Made Fluo work better with Spark
Several changes were made to Fluo to allow it work better with Apache Spark. All Fluo data types now implement
Serializable
and can be use in Spark RDDs (#539). Fluo data types also now implement Comparable
which
allows RDDs of Fluo data types to be sorted (#544). Also, a no args constructor was created for the
MutableBytes data type to enable Kryo serialization in Spark (#549). Finally, a new InputFormat called
FluoEntryInputFormat
was created that returns key/value entries and the existing FluoInputFormat
that returns
rows was renamed FluoRowInputFormat
(#538,#540).
Performance improvements
A good bit of time was spent analyzing Fluo while it was running to determine where time is spent when executing transactions. Based on this analysis, it was found that a good bit of time was spent committing transactions. Changes were made in Fluo and Accumulo in order to decrease commit time. For Fluo, the following changes were made :
- #591 - Shared batch writer increases transaction history
- #590 - Increased batch writer threads and made configurable
- #589 - Added 2nd conditional writer and logging of commit times
- #584 - Adjust number of conditional writer threads based on cluster size
For Accumulo, changes are being made in ACCUMULO-4066 to decrease the time it takes to process conditional mutations. Conditional mutations are used when Fluo commits a transaction.

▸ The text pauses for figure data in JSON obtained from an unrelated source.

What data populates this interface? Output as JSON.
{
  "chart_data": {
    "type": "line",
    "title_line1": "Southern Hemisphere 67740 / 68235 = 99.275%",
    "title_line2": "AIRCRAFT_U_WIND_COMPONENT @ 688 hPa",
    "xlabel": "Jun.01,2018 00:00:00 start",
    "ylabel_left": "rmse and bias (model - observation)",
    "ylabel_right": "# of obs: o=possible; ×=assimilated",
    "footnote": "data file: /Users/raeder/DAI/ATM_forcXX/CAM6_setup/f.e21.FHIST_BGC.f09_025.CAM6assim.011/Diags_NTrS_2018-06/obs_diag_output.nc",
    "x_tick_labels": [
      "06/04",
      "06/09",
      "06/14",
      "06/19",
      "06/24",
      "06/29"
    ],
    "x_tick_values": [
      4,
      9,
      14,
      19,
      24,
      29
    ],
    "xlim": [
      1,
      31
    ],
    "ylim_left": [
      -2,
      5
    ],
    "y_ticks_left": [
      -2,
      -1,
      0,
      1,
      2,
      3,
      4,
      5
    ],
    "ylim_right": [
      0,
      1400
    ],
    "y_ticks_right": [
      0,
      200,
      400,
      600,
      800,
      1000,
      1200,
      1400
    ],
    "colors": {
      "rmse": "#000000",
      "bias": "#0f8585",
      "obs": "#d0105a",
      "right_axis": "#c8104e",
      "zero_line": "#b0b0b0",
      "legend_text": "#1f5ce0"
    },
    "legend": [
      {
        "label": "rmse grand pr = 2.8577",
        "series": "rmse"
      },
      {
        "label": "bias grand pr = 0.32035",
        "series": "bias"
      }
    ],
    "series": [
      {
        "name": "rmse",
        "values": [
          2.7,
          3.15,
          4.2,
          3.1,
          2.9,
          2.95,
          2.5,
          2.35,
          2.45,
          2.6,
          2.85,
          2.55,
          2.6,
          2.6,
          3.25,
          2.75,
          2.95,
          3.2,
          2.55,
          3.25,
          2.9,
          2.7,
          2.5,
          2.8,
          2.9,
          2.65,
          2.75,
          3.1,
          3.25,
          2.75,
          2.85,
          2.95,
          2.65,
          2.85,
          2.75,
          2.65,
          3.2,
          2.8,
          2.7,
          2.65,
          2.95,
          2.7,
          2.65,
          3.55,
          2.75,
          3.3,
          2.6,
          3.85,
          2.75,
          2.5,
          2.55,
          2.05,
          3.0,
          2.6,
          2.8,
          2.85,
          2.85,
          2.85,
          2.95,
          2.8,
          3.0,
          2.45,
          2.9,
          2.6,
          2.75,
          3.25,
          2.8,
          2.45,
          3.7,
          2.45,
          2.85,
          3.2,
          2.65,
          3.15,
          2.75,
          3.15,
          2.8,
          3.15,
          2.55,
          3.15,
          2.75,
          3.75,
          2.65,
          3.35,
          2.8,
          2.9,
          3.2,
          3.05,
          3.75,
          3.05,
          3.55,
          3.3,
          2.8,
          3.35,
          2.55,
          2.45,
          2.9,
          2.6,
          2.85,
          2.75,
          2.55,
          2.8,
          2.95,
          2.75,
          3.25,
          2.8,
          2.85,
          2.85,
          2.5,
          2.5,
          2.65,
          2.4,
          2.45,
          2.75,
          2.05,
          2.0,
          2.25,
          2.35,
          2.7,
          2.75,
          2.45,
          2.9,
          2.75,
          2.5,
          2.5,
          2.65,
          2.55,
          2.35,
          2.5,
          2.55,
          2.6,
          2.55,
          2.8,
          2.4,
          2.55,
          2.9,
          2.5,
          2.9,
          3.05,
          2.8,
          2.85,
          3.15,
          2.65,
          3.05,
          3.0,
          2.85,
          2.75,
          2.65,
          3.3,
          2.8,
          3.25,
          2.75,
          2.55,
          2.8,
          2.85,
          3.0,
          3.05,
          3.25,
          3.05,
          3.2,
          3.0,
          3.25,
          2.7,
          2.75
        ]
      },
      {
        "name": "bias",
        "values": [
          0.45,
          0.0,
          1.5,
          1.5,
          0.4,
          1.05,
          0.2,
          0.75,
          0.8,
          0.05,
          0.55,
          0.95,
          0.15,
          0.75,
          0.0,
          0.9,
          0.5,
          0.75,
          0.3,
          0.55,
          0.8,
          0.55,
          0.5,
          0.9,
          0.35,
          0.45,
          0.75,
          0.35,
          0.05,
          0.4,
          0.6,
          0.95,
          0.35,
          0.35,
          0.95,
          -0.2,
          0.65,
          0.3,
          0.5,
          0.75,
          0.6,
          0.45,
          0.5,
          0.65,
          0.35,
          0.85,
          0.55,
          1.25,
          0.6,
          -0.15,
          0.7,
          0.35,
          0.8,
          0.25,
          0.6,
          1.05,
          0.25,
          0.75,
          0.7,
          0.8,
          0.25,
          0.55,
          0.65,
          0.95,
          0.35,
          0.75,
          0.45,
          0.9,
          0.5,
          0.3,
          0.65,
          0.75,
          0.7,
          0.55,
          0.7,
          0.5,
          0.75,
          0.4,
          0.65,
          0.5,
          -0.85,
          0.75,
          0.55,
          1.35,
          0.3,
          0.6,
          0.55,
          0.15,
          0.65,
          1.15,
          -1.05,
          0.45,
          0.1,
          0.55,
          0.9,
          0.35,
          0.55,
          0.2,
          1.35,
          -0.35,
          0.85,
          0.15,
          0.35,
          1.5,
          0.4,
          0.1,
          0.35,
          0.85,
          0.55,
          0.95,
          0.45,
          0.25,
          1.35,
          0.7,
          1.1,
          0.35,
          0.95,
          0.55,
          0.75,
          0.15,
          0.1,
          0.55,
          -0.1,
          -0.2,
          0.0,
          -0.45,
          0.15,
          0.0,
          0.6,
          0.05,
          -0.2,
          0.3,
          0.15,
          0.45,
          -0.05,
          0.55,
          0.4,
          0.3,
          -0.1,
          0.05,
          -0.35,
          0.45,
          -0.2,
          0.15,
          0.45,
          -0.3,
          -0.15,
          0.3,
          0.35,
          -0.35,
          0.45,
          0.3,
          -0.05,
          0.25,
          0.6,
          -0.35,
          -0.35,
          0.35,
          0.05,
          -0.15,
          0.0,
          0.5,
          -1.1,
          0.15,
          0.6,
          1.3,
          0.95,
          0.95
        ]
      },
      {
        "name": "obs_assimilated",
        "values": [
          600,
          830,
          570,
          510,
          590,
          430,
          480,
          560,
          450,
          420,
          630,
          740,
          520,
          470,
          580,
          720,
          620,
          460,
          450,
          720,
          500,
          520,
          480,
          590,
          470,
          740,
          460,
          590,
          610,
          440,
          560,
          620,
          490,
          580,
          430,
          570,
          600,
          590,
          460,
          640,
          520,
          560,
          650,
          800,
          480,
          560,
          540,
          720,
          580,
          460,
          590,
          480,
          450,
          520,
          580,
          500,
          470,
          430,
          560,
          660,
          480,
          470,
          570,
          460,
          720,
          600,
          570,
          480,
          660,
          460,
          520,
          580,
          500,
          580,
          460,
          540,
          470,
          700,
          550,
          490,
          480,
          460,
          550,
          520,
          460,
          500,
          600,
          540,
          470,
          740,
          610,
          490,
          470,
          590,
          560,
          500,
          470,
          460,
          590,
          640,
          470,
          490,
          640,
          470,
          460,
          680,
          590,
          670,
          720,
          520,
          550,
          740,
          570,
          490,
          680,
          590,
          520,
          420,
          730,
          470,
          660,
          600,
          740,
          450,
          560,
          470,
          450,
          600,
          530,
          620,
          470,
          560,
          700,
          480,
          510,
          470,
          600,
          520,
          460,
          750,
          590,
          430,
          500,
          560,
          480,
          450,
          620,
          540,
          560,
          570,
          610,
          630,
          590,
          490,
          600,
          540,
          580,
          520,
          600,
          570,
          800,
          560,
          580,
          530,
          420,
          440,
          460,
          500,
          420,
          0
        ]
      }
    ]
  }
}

These changes resulted in nice improvements over beta-1 in testing. However there is probably still room for improvement. More analysis is needed.
API Changes
Once Fluo 1.0.0 is released, all releases after that will follow semver. For now some small API changes are still being made. The following API changes happened between beta-1 and beta-2.
- #566 - Added RowColumnValue and made Accumulo init code use it
- #551 - Added method to get start timestamp of transaction
- #550 - Changed setObservers() to addObservers()
Other important improvements and bug fixes
- #598 - Upgraded Hadoop to 2.6.3 and Accumulo to 1.6.4
- #587 - Specified datasource for all graphs in fluo’s Grafana dashboard
- #586 - Added efficient and easy way to build Bytes objects
- #578 - Plot nothing in Grafana when no data exists
- #573 - Fixed issues building against Accumulo 1.8.0-SNAPSHOT
- #561 - Stopped checkstyle mvn plugin from running at validate
- #559 - Eventually drop deleted data
- #558 - Added arguments to deploy command to skip findbugs, checkstyle, and auto-formatting
- #556 - Make TravisCI deploy snapshot jars after successful builds
- #552 - Made eclipse stop complaining about unknown plugins
- #547 - Provide better documentation for LoaderExecutor
- #535 - Upgraded Twill to 0.6.0-incubating
- #520 - Consolidate all implementation properties into FluoConfigurationImpl
- #518 - Make Oracle run on a random port
- #513 - Unable to pass spaces to scan command
- #495 - Add support for notifications to Fluo formatter
Testing
For this release, a long run of the Webindex application was performed and is documented in a blog post. A long run of Fluo stress was run and documented in another blog post.